China has announced an ambitious project – the Moon village – that may see tourists visit the Moon – and possibly in our lifetimes.
Professor Jiao Weixin, of the School of Earth and Space Sciences in Peking University, said an affordable tourist city is not unforeseeable for the Moon; and that the village will inevitably turn into a city for the international community to visit. The program, and China’s participation will demonstrate China as a world player to benefit all.
China’s first probe will land on the Moon in 2018. Chang’e-5 lunar probe will return to Earth this year with a sample of Moon rocks. Other key projects include a manned space programme by 2020.

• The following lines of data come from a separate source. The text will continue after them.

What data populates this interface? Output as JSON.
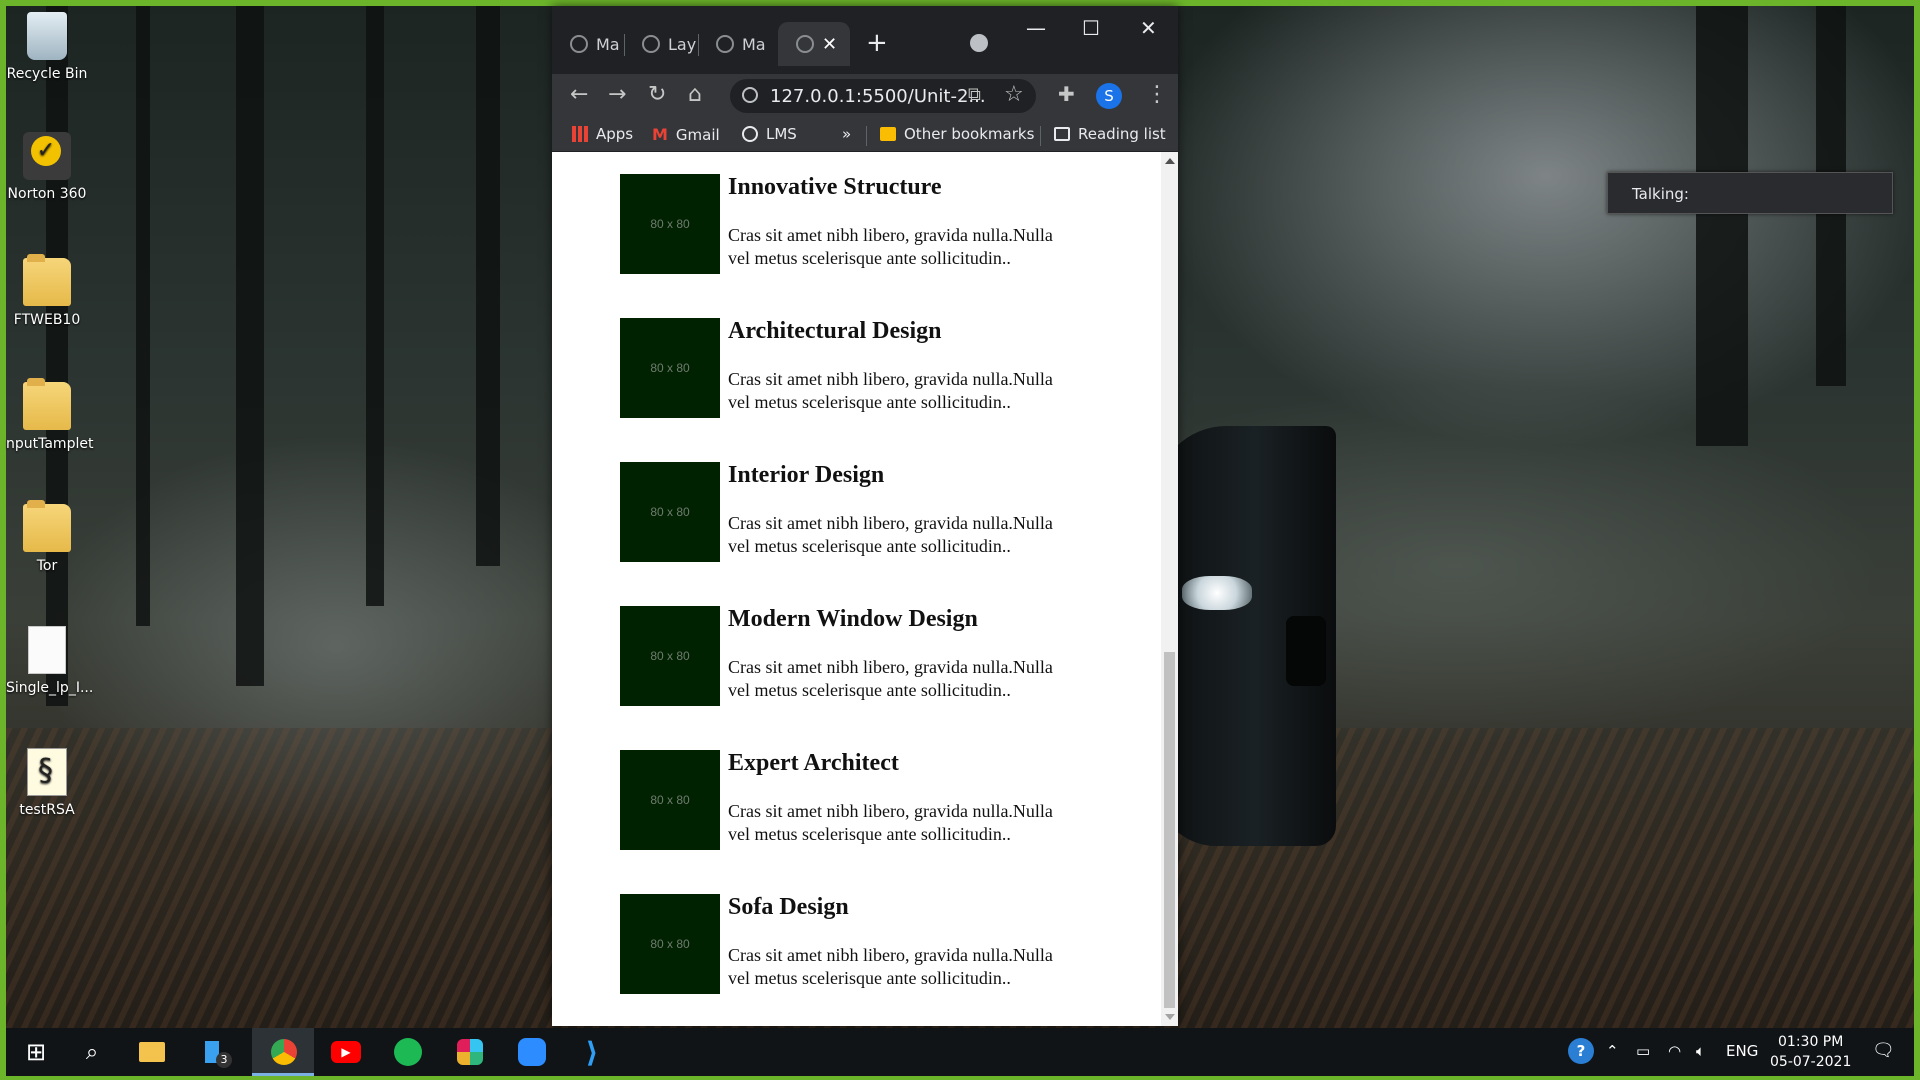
{
  "desktop": {
    "icons": [
      {
        "label": "Recycle Bin",
        "icon": "recycle-bin-icon"
      },
      {
        "label": "Norton 360",
        "icon": "norton-icon"
      },
      {
        "label": "FTWEB10",
        "icon": "folder-icon"
      },
      {
        "label": "nputTamplet",
        "icon": "folder-icon"
      },
      {
        "label": "Tor",
        "icon": "folder-icon"
      },
      {
        "label": "Single_lp_I...",
        "icon": "file-icon"
      },
      {
        "label": "testRSA",
        "icon": "script-icon"
      }
    ]
  },
  "browser": {
    "tabs": [
      {
        "label": "Ma"
      },
      {
        "label": "Lay"
      },
      {
        "label": "Ma"
      },
      {
        "label": ""
      }
    ],
    "address": "127.0.0.1:5500/Unit-2...",
    "profile_initial": "S",
    "bookmarks": {
      "apps": "Apps",
      "gmail": "Gmail",
      "lms": "LMS",
      "overflow": "»",
      "other": "Other bookmarks",
      "reading": "Reading list"
    }
  },
  "page": {
    "placeholder_text": "80 x 80",
    "services": [
      {
        "title": "Innovative Structure",
        "text": "Cras sit amet nibh libero, gravida nulla.Nulla vel metus scelerisque ante sollicitudin.."
      },
      {
        "title": "Architectural Design",
        "text": "Cras sit amet nibh libero, gravida nulla.Nulla vel metus scelerisque ante sollicitudin.."
      },
      {
        "title": "Interior Design",
        "text": "Cras sit amet nibh libero, gravida nulla.Nulla vel metus scelerisque ante sollicitudin.."
      },
      {
        "title": "Modern Window Design",
        "text": "Cras sit amet nibh libero, gravida nulla.Nulla vel metus scelerisque ante sollicitudin.."
      },
      {
        "title": "Expert Architect",
        "text": "Cras sit amet nibh libero, gravida nulla.Nulla vel metus scelerisque ante sollicitudin.."
      },
      {
        "title": "Sofa Design",
        "text": "Cras sit amet nibh libero, gravida nulla.Nulla vel metus scelerisque ante sollicitudin.."
      }
    ]
  },
  "overlay": {
    "talking": "Talking:"
  },
  "taskbar": {
    "badge_count": "3",
    "language": "ENG",
    "time": "01:30 PM",
    "date": "05-07-2021"
  },
  "colors": {
    "thumb_bg": "#002200",
    "frame_green": "#6cb52a",
    "chrome_dark": "#202124"
  }
}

Pal Hvistendahl, a spokesperson for the ESA confirmed China’s announcement. “The Chinese have a very ambitious Moon program already in place.

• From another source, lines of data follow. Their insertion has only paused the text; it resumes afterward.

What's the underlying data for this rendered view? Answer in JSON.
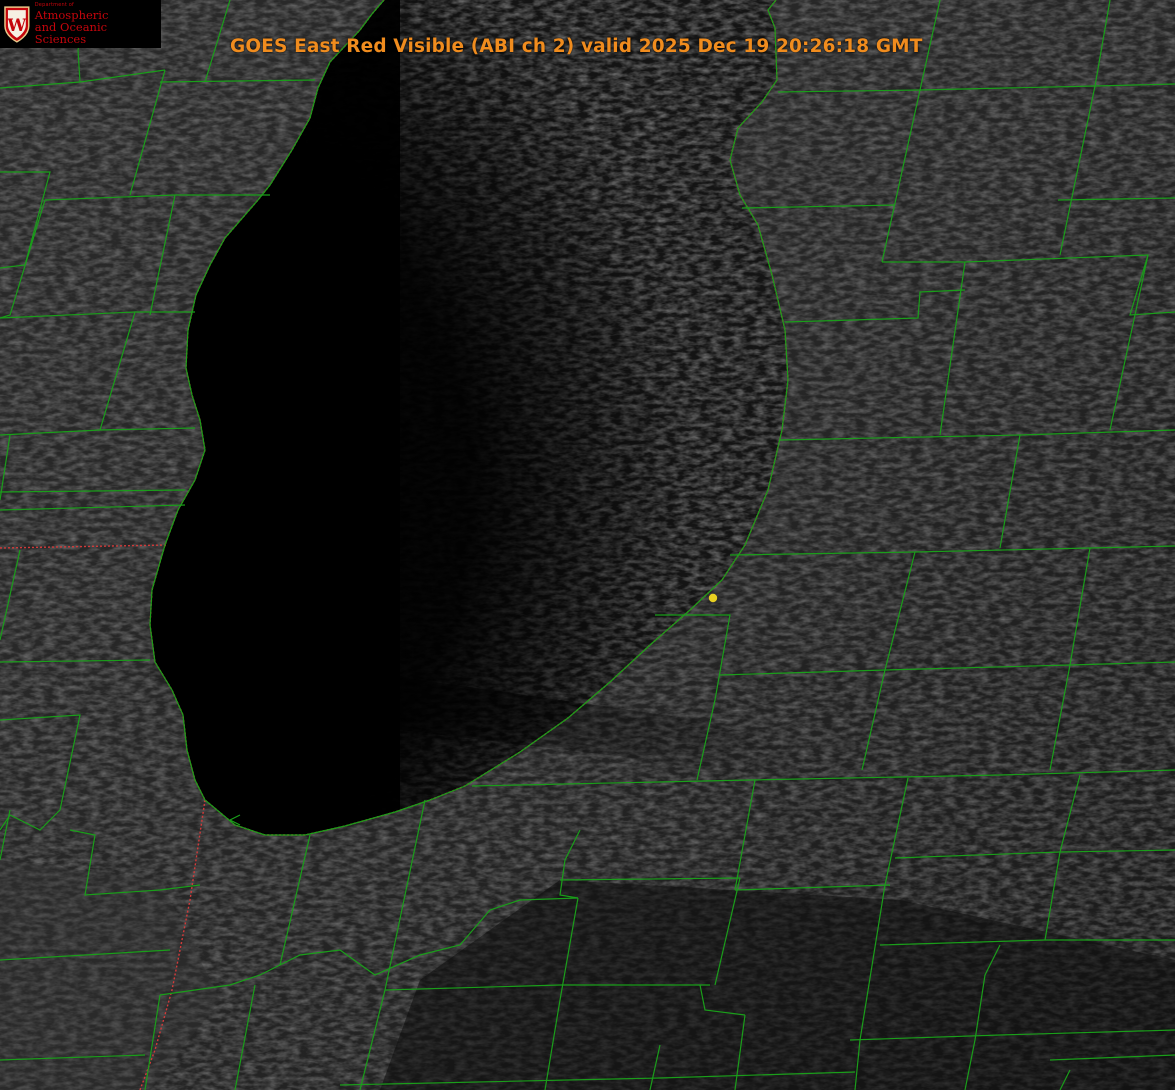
{
  "title": "GOES East Red Visible (ABI ch 2) valid 2025 Dec 19 20:26:18 GMT",
  "logo": {
    "department": "Department of",
    "line1": "Atmospheric",
    "line2": "and Oceanic Sciences",
    "seal_letter": "W"
  },
  "colors": {
    "title": "#f08c1e",
    "county_lines": "#1a9e1a",
    "state_lines": "#d23a3a",
    "marker": "#e8d021",
    "logo": "#c5050c"
  },
  "marker": {
    "label": "station-marker"
  }
}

“Space has changed since the space race of the ’60s,” Hvistendahl said. “We recognise that to explore space for peaceful purposes, we do international cooperation.”
Tiangong 2, a Chinese space lab was recently launched, rivaling the Space Station. President Xi Jinping said it rivals US efforts to dominate space exploration. The programme “enable[s] China to take larger and further steps in space exploration, and make new contributions to building up China as a space power,” President Xi announced.

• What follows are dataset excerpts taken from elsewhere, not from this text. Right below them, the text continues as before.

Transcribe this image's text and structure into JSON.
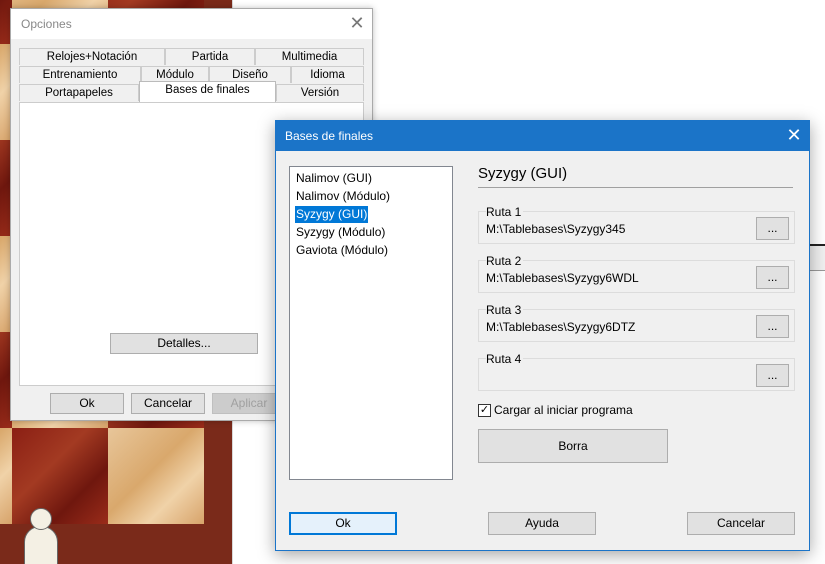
{
  "opciones": {
    "title": "Opciones",
    "tabs": [
      {
        "label": "Relojes+Notación"
      },
      {
        "label": "Partida"
      },
      {
        "label": "Multimedia"
      },
      {
        "label": "Entrenamiento"
      },
      {
        "label": "Módulo"
      },
      {
        "label": "Diseño"
      },
      {
        "label": "Idioma"
      },
      {
        "label": "Portapapeles"
      },
      {
        "label": "Bases de finales"
      },
      {
        "label": "Versión"
      }
    ],
    "details_label": "Detalles...",
    "ok_label": "Ok",
    "cancel_label": "Cancelar",
    "apply_label": "Aplicar"
  },
  "dialog": {
    "title": "Bases de finales",
    "list": [
      {
        "label": "Nalimov (GUI)"
      },
      {
        "label": "Nalimov (Módulo)"
      },
      {
        "label": "Syzygy (GUI)"
      },
      {
        "label": "Syzygy (Módulo)"
      },
      {
        "label": "Gaviota (Módulo)"
      }
    ],
    "selected_index": 2,
    "heading": "Syzygy (GUI)",
    "paths": [
      {
        "label": "Ruta 1",
        "value": "M:\\Tablebases\\Syzygy345"
      },
      {
        "label": "Ruta 2",
        "value": "M:\\Tablebases\\Syzygy6WDL"
      },
      {
        "label": "Ruta 3",
        "value": "M:\\Tablebases\\Syzygy6DTZ"
      },
      {
        "label": "Ruta 4",
        "value": ""
      }
    ],
    "browse_label": "...",
    "load_checkbox_label": "Cargar al iniciar programa",
    "load_checked": true,
    "clear_label": "Borra",
    "ok_label": "Ok",
    "help_label": "Ayuda",
    "cancel_label": "Cancelar"
  },
  "colors": {
    "accent": "#1b74c8",
    "selection": "#0078d7"
  }
}
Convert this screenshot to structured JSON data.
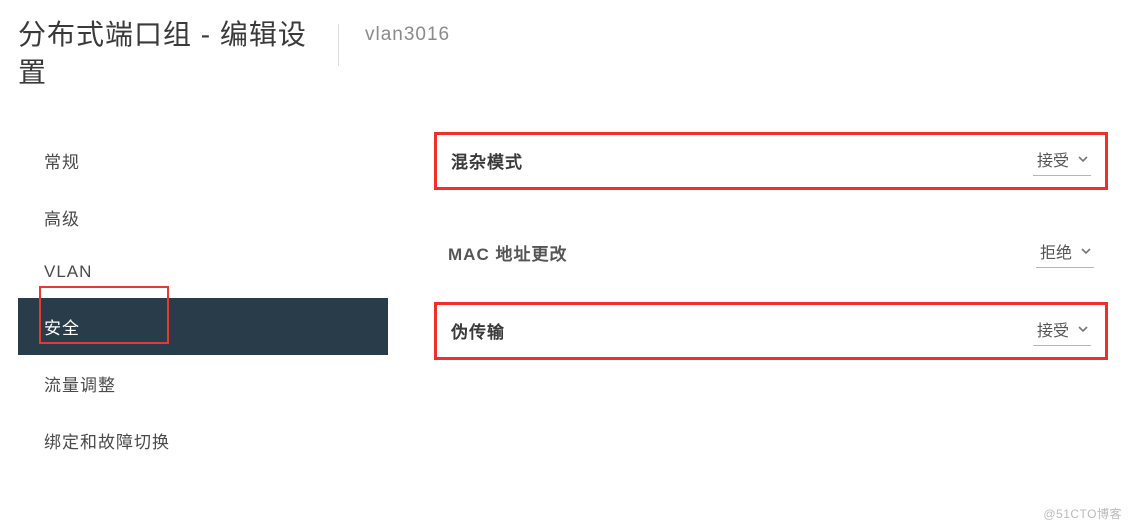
{
  "header": {
    "title": "分布式端口组 - 编辑设置",
    "subtitle": "vlan3016"
  },
  "sidebar": {
    "items": [
      {
        "label": "常规"
      },
      {
        "label": "高级"
      },
      {
        "label": "VLAN"
      },
      {
        "label": "安全"
      },
      {
        "label": "流量调整"
      },
      {
        "label": "绑定和故障切换"
      }
    ],
    "activeIndex": 3
  },
  "main": {
    "rows": [
      {
        "label": "混杂模式",
        "value": "接受",
        "highlight": true,
        "bold": true
      },
      {
        "label": "MAC 地址更改",
        "value": "拒绝",
        "highlight": false,
        "bold": false
      },
      {
        "label": "伪传输",
        "value": "接受",
        "highlight": true,
        "bold": true
      }
    ]
  },
  "watermark": "@51CTO博客"
}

ESA director general Johann-Dietrich Wörner also said a Moon village is an inevitable concept. For me, the Moon village is already more or less a fact.
“Okay, there is nothing on the Moon visible [yet], but there will be something visible very soon, because several of these entities are planning to go to the Moon rather soon.”
What’s better, Wörner said, is that unlike the International Space Station, which is “restricted to the club” the “Moon village idea is an open idea, free and open access.” It’s a global concept.
Headquartered in Paris, the ESA has a €5.31 billion budget and has 22 member states on board, with over 2,000 employees.